If it is actual creative writing, then Goldsmith cues from all sorts of pics always inspire me. Not necessarily from the best movies, either. Music from Bronson's BREAKOUT and BREAKHART PASS, from Hill's EXTREME PREJUDICE, from FINAL CONFLICT or RIO CONCHOS ... Barry's Bond work, esp the early stuff like GIRL FIGHT from FRWL, gives me good visuals (that piece always makes me think of two space craft jockeying for position and shooting it out while falling out of orbit together.)

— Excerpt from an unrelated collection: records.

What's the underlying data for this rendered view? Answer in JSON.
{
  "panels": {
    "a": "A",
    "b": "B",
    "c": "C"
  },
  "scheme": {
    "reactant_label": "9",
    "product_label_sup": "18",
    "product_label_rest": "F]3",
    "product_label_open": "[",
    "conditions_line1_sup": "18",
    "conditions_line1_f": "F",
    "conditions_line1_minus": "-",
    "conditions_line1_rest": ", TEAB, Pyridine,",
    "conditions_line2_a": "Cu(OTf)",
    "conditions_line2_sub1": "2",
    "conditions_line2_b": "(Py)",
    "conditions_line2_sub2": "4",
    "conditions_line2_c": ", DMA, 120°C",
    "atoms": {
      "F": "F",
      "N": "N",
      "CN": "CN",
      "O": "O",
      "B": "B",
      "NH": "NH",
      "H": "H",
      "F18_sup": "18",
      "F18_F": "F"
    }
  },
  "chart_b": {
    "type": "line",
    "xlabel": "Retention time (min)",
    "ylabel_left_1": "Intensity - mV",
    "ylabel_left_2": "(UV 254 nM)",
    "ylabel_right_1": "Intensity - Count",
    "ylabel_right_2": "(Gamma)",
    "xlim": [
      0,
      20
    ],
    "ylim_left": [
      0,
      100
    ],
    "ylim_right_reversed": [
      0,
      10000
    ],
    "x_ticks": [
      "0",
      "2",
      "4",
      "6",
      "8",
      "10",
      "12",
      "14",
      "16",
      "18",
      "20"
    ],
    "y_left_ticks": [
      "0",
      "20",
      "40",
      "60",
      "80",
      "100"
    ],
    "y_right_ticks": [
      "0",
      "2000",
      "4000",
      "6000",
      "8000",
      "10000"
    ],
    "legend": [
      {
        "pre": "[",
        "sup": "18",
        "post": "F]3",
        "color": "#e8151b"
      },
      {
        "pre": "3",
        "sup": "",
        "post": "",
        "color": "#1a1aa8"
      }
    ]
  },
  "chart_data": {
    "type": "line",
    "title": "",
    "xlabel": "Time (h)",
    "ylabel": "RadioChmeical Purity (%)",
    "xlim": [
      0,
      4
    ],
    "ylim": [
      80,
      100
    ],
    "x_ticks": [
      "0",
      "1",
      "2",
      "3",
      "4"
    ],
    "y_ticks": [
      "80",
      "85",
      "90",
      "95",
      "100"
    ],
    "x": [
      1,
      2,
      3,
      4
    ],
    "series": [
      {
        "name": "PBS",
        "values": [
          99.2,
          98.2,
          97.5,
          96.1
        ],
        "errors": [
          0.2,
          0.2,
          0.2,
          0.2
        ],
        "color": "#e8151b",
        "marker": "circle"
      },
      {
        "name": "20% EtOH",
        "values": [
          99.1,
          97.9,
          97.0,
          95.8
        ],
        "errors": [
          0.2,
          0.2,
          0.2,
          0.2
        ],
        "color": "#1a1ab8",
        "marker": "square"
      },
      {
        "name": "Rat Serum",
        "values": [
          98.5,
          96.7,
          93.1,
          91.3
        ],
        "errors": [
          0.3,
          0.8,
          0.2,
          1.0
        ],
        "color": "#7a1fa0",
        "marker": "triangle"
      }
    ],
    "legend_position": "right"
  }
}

Not to slight Sol Kaplan and Fred Steiner, cuz stuff like the former's STAR TREK's DOOMSDAY MACHINE score has been a compelling force (for exercise and writing) my whole life. Ditto for the Sam Spence tunes done for NFL FILMS' various productions, which I personally would have recycled for a particular film if I had the chance.

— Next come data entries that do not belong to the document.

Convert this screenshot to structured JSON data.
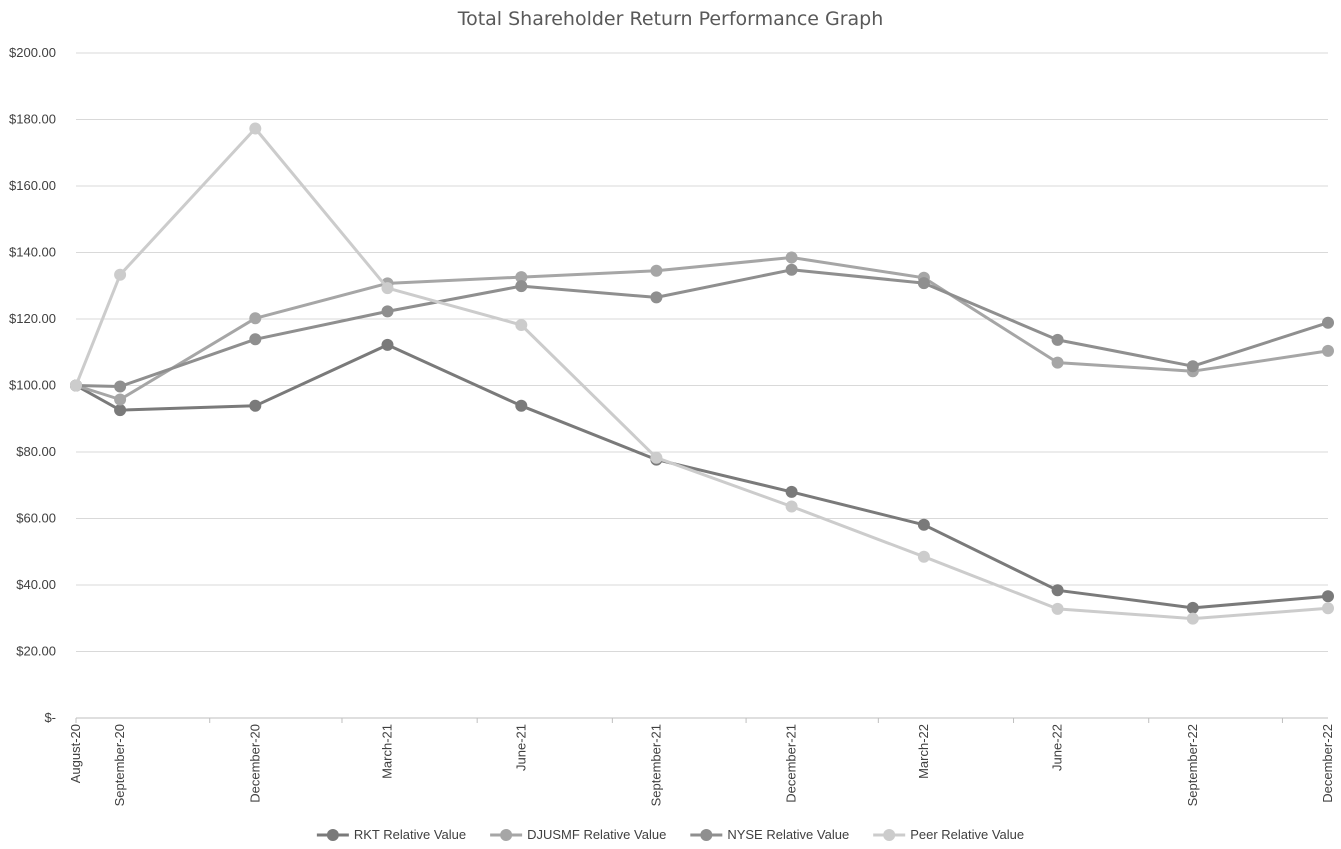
{
  "chart_data": {
    "type": "line",
    "title": "Total Shareholder Return Performance Graph",
    "xlabel": "",
    "ylabel": "",
    "categories": [
      "August-20",
      "September-20",
      "December-20",
      "March-21",
      "June-21",
      "September-21",
      "December-21",
      "March-22",
      "June-22",
      "September-22",
      "December-22"
    ],
    "x": [
      "2020-08-31",
      "2020-09-30",
      "2020-12-31",
      "2021-03-31",
      "2021-06-30",
      "2021-09-30",
      "2021-12-31",
      "2022-03-31",
      "2022-06-30",
      "2022-09-30",
      "2022-12-31"
    ],
    "y_tick_labels": [
      "$-",
      "$20.00",
      "$40.00",
      "$60.00",
      "$80.00",
      "$100.00",
      "$120.00",
      "$140.00",
      "$160.00",
      "$180.00",
      "$200.00"
    ],
    "ylim": [
      0,
      200
    ],
    "grid": true,
    "legend_position": "bottom",
    "series": [
      {
        "name": "RKT Relative Value",
        "color": "#7a7a7a",
        "values": [
          100,
          92.6,
          93.9,
          112.2,
          93.9,
          77.7,
          68.0,
          58.1,
          38.4,
          33.1,
          36.6
        ]
      },
      {
        "name": "DJUSMF Relative Value",
        "color": "#a6a6a6",
        "values": [
          100,
          95.8,
          120.2,
          130.7,
          132.6,
          134.5,
          138.5,
          132.4,
          106.9,
          104.3,
          110.4
        ]
      },
      {
        "name": "NYSE Relative Value",
        "color": "#8f8f8f",
        "values": [
          100,
          99.7,
          113.9,
          122.3,
          129.9,
          126.5,
          134.8,
          130.8,
          113.7,
          105.8,
          118.9
        ]
      },
      {
        "name": "Peer Relative Value",
        "color": "#cccccc",
        "values": [
          100,
          133.3,
          177.3,
          129.3,
          118.2,
          78.3,
          63.6,
          48.5,
          32.8,
          29.9,
          33.0
        ]
      }
    ]
  }
}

For writer's block I go more eclectic ... could be Michael Small's anthem from THE PARALLAX VIEW (also heard before Schneider gets knifed in MARATHON MAN) , the piano duet from ROAD TO PERDITION, or Vangelis from THE BOUNTY. IF that doesn't work, then it is time for something drastic and old-fashioned sweeping, like the theme to SWASHBUCKLER or the sailing ship vs. ironclad sequence in NATE & HAYES.
If I'm having to write a deeply emotional scene, I usually have to have something with a voice in it playing, anywhere between Loreena McKennitt and late 60s Sinatra. Otherwise I'm pretty much an instrumental music guy, save for 70s rock (most of which I like for the long instrumental openings.)
The preceding are general approaches, since I try not to ritualize the use of music for powering my creative juices. I'll just drop a CD in at random some of the time, not knowing if I'm going to hear the BeeGees do YOU SHOULD BE DANCING or Elmer Bernstein's theme to THE SHOOTIST (which helped me come up with an opening of a spaceship flyby where you only see it in silhouette, then as it rolls over into sunlight while opening its cargo bay doors, the music surges and you see the word SASQUATCH lettered on the hull.)
I might not respond to music the same way most people do either ... it was pointed out to me in my teens that I tap my foot to the melody, not to the rhythm, so it might be I process all this stuff ass-backwards.